Siamo di fronte, dunque, ad un problema di mentalità italiano, prima che di organizzazione?
“Il difetto è proprio di mentalità. Ecco spiegata la ratio di questi bandi: fare tutto all’interno di queste strutture. La gestione dell’attività di mediazione linguistico-culturale, il sostegno socio-psicologico, l’educazione legale sulle norme, le garanzie sanitarie, tutto deve avvenire completamente all’interno dei centri, togliendo così autonomia alle persone accolte. Siccome, però, esiste solo questo scenario a livello di gestione regolamentata a livello nazionale, le Prefetture pubblicano bandi che siano coerenti con questo scenario, cioè con la regola, senza adattarli alle caratteristiche di un territorio e dei suoi attori sociali. Perché quando c’è la regola certa, per quanto sia rigida, si cerca di non andarle contro, per evitare problemi”.
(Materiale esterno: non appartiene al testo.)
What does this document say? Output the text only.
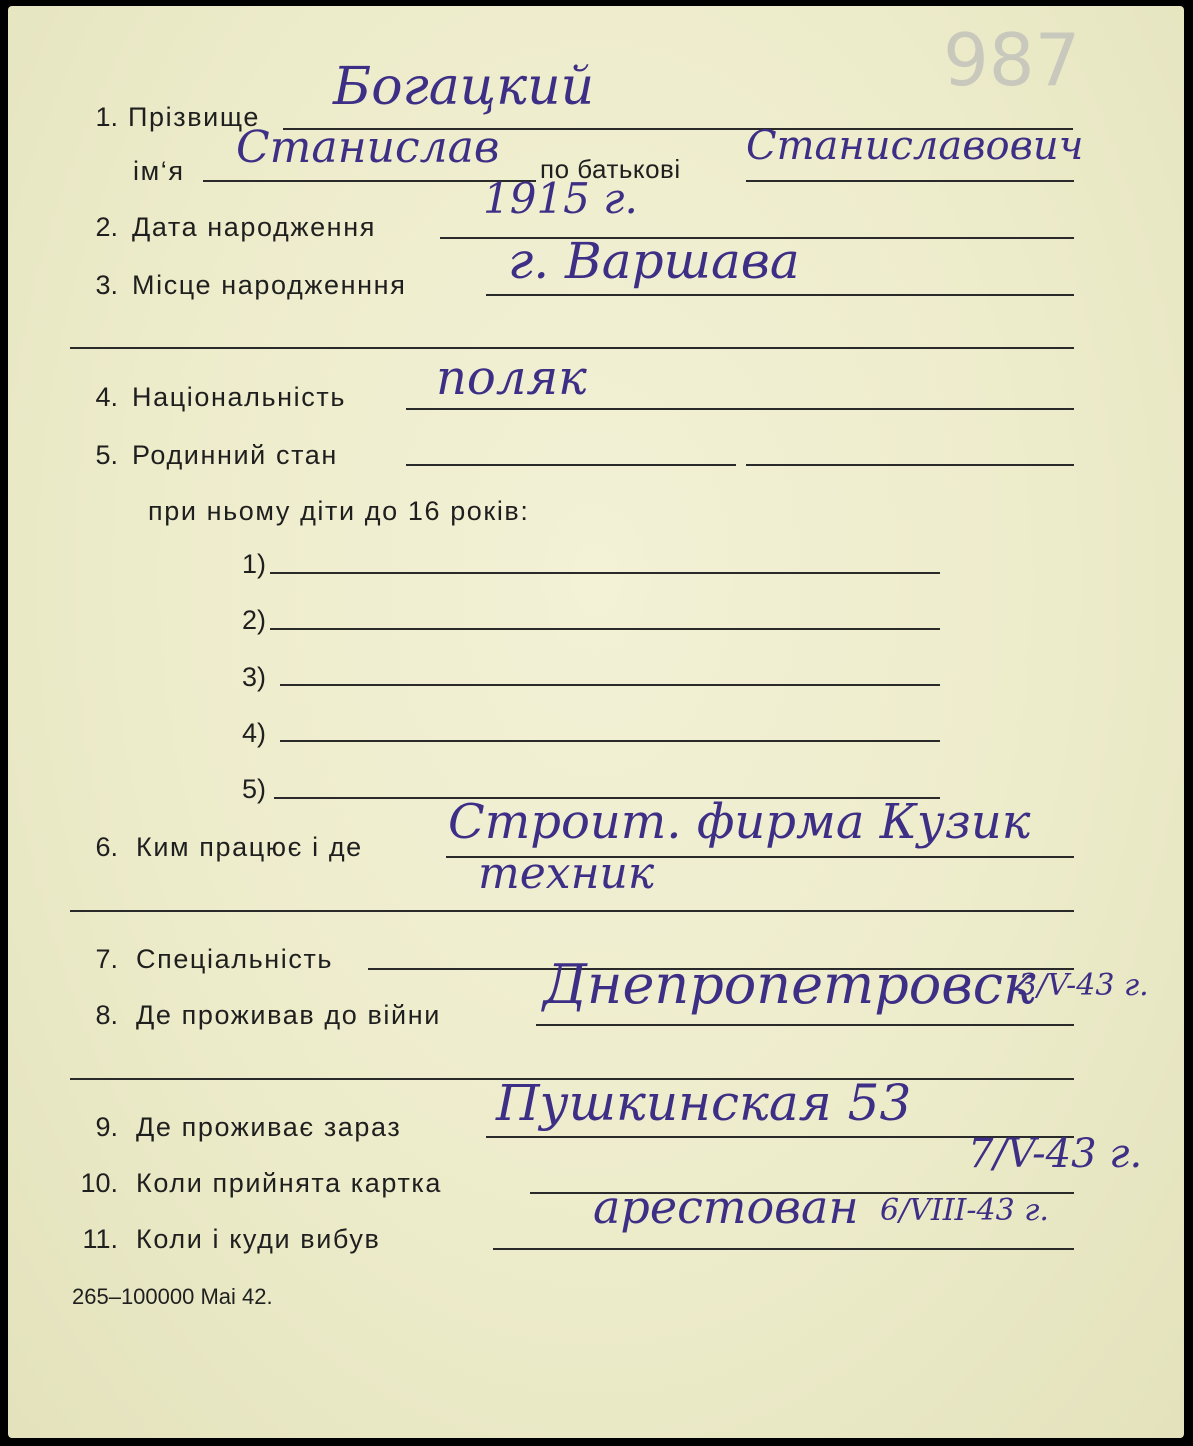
987
1. Прізвище Богацкий
ім‘я Станислав по батькові Станиславович
2. Дата народження
1915 г.
3. Місце народженння г. Варшава
4. Національність поляк
5. Родинний стан
при ньому діти до 16 років:
1)
2)
3)
4)
5)
6. Ким працює і де Строит. фирма Кузик
техник
7. Спеціальність
8. Де проживав до війни Днепропетровск
3/V-43 г.
9. Де проживає зараз Пушкинская 53
10. Коли прийнята картка
7/V-43 г.
11. Коли і куди вибув
арестован 6/VIII-43 г.
265–100000 Mai 42.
Il tutto risultando in un approccio dell’Italia ai fenomeni migratori che è costantemente emergenziale, anche quando la situazione non è più di emergenza.
“A mio parere – conclude Marzi – la grande vergogna nella gestione dei migranti in Italia, dal 2014 ad oggi, è stata la totale assenza di regolamentazioni precise e di controlli, che ha fatto in modo che anche chi non era formato, competente o motivato nel fare accoglienza, potesse inventarsi di lavorare e portare avanti i propri affari in questo settore”.